Football considered as one of the arts

Watching football on an inflatable screen in Kenya, via BBC
Watching football on an inflatable screen in Kenya, via BBC

I have watched a lot of football in my time. I’ve not been to that many live professional games – four in total. But despite such apparent apathy I have seen hundreds if not thousands of football matches. I have seen them on television screens (from black-and-white era to Smart TVs), I have seen them on computers, tablets, mobile phones, public screens, cinema screens, videotapes, DVDs and on Steenbecks. I have seen full games, fragments of games, highlights, summaries. I have seen football matches as actuality, drama, animation and computer game. I have listened to games. I have read descriptions of games.

And every time I have experienced a football match, it has been the same game, and the same performance.
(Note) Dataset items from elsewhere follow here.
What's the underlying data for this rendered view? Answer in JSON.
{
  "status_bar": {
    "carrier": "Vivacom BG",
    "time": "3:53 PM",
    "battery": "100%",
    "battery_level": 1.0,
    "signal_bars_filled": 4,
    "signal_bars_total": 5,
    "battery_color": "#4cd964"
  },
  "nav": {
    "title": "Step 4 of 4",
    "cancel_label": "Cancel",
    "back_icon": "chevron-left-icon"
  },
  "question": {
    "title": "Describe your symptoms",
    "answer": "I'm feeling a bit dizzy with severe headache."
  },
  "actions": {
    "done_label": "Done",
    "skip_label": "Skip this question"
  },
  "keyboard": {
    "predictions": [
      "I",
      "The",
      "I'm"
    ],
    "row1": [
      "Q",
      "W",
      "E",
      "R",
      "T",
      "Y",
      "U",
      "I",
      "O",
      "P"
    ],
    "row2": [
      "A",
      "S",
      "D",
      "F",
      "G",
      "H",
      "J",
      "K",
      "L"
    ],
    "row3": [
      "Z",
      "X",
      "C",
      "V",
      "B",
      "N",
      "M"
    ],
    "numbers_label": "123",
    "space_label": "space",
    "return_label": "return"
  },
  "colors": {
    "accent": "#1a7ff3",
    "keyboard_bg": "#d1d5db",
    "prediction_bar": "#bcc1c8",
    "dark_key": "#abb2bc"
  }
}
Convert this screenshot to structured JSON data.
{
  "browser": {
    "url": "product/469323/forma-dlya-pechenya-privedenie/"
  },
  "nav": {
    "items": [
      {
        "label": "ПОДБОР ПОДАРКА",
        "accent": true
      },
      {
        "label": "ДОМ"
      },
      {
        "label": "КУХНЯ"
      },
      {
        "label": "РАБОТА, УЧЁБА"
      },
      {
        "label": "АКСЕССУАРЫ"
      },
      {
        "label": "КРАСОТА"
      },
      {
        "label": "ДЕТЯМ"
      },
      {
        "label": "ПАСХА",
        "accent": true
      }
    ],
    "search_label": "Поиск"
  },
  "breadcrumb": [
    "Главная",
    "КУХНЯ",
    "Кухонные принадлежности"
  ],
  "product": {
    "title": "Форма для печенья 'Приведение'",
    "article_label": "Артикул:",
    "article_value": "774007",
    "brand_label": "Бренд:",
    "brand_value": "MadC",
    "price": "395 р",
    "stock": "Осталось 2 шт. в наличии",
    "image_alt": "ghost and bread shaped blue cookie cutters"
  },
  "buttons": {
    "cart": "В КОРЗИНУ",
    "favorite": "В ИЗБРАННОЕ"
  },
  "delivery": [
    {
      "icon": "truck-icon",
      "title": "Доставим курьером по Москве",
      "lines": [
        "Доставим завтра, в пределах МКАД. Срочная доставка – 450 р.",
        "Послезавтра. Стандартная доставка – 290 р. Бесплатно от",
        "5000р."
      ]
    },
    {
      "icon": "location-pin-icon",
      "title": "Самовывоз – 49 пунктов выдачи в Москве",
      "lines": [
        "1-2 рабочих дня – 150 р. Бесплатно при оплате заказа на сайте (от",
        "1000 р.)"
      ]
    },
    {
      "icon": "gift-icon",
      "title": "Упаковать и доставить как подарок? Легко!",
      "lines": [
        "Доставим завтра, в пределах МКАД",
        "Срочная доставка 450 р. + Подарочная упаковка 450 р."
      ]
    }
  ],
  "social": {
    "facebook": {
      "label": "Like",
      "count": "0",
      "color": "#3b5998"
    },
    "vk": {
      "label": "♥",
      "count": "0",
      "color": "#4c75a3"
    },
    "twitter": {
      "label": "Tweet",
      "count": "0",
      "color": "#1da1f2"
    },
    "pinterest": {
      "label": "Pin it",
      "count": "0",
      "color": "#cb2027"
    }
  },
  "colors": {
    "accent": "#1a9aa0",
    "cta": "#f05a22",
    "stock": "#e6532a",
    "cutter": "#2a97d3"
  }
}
It takes place on the same stage with roughly the same dimensions wherever it is played. It takes place over the same period of time (extra time notwithstanding). Eleven players from one team meet eleven players from another team, and each side attempts to propel a round ball into a net positioned behind the opposing team, and to do this more than the other side, while they mutually abide by an agreed set of rules. It is the same story every time, with just two outcomes – a win for one side, or a draw.

On the face of it, this is absurd. What entertainment value is there in seeing the same limited story played out over and over again? A team wins or loses, it goes up a league table or down it again, it gets so far in a knockout tournament before being knocked out of it. It has no inherent meaning, there is nothing to be learned from it. It simply goes on and on.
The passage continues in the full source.